Results from Groundbreaking Study with Prostatype® Additionally Strengthens the Clinical Benefits

Prostatype Genomics continues to deliver on the overall strategy of the Company and the previously communicated milestones. One of two main focus areas is the continued strengthening of the scientific footprint through scientific studies performed by internationally recognized clinics and research institutions. An additional milestone in the development of the Company has now been achieved through the groundbreaking clinical study with Prostatype® that has been performed at the Uppsala University Hospital (“Akademiska”), under the leadership of associate professor Michael Häggman at the Urology Clinic. A study has been performed with the purpose to show whether the result from the deployment of Prostatype® before making treatment decision for patients with prostate cancer corresponds to the actual level of aggressiveness of the tumour.

CEO Fredrik Persson comments:

”We are very happy and proud with the preliminary results for Prostatype® and our associated algorithm P-score in the now finalized study at the Urology Clinic at the Uppsala University Hospital, led by associate professor Michael Häggman. We are very well aware of the performance of Prostatype®, but these results exceed even our own very high expectations. To the best of our knowledge, this is the first time that this kind of study has been performed within the field of prostate cancer, which not only demonstrates how far advanced the Company is in regards to the performance of Prostatype® as a product, which has also been shown in previous studies, but also that Prostatype Genomics through cooperations with leading urologists is constantly trying to find new approaches to scientific challenges in order to advance the field of prostate cancer research.

Uppsala University Hospital is one of the leading urology clinics in the country and is very advanced in many fields of urology with international standards. The results, and the added clinical value that Prostatype® in the recently finalized study demonstrates, are significant and powerful which once again shows the clinical power of the product and the benefits that Prostatype® provides to health care, physicians, and individual patients suffering from prostate cancer. In total, 71 patients have been analyzed, with the purpose of comparing the P-score results from tissue samples obtained during the diagnostic phase with the P-score results in the same prostates that have been surgically removed. The purpose of the study was therefore to determine whether Prostatype® and the associated P-score that we utilize can predict the “final facts”, as represented by the values that we observe in the cancer cell of surgically removed prostates. In addition, it is of significant interest from a clinical point of view to see whether the P-score in the primary tumour corresponds with the P-score in other cancer areas since that could lead to a need for fewer tissue samples during the diagnostic phase. That would in turn lead to less pain and discomfort for patients, but also to more efficient diagnostics and testing, thus less costs for the health care systems. The type of study that we are now presenting has been requested by many urologists both in Sweden and internationally, which makes the power of the results and the demonstration of the clinical value of Prostatype® and our associated algorithm P-score all the more satisfying.

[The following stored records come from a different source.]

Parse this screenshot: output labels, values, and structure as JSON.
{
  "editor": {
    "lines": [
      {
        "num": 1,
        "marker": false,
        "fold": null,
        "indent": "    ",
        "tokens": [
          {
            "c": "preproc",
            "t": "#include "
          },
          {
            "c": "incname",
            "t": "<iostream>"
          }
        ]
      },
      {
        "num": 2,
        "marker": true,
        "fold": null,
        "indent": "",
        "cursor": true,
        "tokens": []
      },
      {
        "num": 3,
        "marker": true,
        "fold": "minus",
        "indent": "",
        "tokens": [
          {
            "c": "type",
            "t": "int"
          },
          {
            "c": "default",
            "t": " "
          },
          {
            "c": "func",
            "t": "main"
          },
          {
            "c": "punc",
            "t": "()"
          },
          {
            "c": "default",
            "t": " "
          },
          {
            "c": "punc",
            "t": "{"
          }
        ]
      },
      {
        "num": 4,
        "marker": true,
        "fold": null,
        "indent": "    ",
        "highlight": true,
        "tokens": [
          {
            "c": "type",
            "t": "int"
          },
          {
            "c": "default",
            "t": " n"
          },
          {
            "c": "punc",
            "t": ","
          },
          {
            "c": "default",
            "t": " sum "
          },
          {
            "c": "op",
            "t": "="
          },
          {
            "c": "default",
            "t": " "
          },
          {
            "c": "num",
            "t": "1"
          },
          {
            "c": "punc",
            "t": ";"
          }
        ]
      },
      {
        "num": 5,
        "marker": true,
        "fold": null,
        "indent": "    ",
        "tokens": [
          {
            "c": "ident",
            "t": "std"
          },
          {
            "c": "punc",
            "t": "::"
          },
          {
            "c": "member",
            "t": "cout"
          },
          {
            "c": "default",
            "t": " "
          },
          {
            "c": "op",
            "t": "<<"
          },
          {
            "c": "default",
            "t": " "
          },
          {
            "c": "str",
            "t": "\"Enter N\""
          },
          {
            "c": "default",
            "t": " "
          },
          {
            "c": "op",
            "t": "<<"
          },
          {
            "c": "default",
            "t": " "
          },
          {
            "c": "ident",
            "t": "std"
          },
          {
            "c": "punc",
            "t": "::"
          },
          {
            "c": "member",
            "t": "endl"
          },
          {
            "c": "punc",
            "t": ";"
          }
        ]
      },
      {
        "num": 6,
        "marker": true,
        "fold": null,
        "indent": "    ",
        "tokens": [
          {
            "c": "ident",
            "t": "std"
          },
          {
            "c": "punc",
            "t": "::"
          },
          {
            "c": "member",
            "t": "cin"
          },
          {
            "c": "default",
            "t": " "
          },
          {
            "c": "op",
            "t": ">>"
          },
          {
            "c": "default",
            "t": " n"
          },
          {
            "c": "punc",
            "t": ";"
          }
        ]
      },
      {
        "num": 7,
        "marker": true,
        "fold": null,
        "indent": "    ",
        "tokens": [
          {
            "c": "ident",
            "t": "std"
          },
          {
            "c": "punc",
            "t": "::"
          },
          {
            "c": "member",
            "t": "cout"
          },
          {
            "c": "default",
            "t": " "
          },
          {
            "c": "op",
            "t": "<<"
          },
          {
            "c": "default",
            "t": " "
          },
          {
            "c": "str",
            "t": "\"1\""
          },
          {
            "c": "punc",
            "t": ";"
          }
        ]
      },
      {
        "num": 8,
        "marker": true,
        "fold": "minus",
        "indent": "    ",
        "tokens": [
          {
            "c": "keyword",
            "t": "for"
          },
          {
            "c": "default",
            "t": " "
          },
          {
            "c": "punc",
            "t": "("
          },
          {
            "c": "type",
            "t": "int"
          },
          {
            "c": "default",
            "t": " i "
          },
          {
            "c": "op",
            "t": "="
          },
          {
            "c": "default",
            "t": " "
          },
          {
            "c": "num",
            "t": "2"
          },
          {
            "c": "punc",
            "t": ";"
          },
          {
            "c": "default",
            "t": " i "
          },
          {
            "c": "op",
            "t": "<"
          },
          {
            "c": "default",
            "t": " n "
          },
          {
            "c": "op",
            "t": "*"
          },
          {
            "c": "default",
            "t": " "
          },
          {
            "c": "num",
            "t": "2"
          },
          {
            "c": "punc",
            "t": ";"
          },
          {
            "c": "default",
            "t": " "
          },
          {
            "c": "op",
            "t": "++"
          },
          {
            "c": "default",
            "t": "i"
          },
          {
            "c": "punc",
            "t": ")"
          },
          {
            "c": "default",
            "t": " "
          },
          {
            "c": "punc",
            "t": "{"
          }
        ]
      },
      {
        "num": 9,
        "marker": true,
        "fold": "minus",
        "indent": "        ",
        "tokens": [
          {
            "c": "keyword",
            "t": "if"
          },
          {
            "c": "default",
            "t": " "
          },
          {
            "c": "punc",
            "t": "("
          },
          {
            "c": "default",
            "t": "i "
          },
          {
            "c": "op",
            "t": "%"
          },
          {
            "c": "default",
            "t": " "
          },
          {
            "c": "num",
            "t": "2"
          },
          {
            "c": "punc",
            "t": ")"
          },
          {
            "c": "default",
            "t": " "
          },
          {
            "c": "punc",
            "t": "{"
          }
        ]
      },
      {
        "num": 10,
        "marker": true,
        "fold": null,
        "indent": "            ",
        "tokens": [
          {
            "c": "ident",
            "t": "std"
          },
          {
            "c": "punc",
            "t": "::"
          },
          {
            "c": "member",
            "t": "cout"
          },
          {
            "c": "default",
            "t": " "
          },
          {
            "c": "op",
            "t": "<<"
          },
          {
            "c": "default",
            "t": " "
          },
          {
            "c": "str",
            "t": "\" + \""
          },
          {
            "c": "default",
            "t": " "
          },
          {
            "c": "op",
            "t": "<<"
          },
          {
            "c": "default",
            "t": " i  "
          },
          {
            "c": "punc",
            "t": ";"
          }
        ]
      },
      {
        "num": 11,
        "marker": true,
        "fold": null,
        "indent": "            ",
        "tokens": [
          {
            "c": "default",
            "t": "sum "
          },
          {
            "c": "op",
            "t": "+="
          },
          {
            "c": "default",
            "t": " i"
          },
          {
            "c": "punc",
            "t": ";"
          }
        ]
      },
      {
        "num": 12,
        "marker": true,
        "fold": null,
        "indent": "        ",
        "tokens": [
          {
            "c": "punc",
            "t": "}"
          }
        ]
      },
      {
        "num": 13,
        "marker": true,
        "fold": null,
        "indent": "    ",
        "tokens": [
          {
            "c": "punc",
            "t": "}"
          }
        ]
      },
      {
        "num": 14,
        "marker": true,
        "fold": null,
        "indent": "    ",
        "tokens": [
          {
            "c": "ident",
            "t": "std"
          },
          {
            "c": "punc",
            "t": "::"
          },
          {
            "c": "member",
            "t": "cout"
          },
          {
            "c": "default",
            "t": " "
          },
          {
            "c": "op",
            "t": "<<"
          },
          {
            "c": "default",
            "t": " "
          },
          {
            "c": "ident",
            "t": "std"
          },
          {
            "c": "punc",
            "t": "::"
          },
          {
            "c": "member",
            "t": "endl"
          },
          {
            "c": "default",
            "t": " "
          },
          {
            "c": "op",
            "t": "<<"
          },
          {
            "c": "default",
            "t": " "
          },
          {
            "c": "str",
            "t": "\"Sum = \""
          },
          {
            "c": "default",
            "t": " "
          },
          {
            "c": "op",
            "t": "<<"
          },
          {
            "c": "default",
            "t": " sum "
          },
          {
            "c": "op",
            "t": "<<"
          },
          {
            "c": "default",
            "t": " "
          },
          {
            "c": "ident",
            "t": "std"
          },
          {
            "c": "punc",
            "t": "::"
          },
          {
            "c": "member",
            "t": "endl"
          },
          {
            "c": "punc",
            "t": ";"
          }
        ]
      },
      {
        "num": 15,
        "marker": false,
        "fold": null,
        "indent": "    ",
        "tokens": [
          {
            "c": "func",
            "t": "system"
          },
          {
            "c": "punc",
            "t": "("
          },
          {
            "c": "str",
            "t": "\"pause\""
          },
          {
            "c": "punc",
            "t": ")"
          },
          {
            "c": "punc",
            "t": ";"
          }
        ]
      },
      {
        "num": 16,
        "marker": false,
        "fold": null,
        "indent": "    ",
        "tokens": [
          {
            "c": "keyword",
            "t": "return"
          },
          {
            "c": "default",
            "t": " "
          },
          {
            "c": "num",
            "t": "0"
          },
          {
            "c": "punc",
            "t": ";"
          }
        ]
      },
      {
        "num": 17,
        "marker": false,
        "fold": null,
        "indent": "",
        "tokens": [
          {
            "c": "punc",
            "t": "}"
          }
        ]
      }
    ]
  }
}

Associate Professor Michael Häggman, urologist at the Uppsala University Hospital and lead responsible for the study, comments on the results as follows:

“It is difficult to make a prognosis for patients diagnosed with prostate cancer, and we are in need of better and more specific biomarkers than the ones currently available, since they have clear limitations.  This fact creates uncertainty in the treatment decisions for the individual patient. Over-treatment of prostate cancer is a common phenomenon, where urologists are in need of better tools that also safeguard that we do find the more aggressive forms of cancer where aggressive treatment really is necessary. In this study we focused on two main clinical aims that both are important. The first aim was whether the gene test Prostatype® and its associated algorithm P-score are correlated in fusion led biopsies in relation to surgically removed prostates, so called prostatectomies. The second aim relates to the correlation between the P-score in the index tumour itself relative to that of other cancer areas in the prostate. It is of course very satisfying that the preliminary results show a high degree of correlation in P-score values (0.83-0.84) for both aims, which is further underlined by the strong statistical significance shown in both cases (p<0.0001). This means that the test results from the tissue samples using Prostatype® provide the indication that is requested in order for making the decision on next step in treatment with greater certainty.

It seems that no similar study has ever been performed regarding prostate cancer, but when we compare with similar studies of genetic biomarkers that are used for breast cancer the results are very interesting since both diseases are hormone dependent tumours in accessory sexual glands, and where the correlation is higher for Prostatype® when compared with the studies performed on similar products for breast cancer. The study indicates that Prostatype® in a clear and valuable way can aid health care to identify patients in need of radical treatment and patients who are not in need of radical treatment, e.g., surgery, with greater ease and higher certainty.

We have already started working on further statistical analysis and preparing a manuscript for publication in a relevant scientific journal as soon as possible. The results will be presented at international conferences as soon as there is opportunity.”


This disclosure contains information that Prostatype Genomics AB is obliged to make public pursuant to the Swedish Securities Markets Act (2007:528). The information was submitted for publication, through the agency of the contact person, on 09-08-2021 09:00 CET.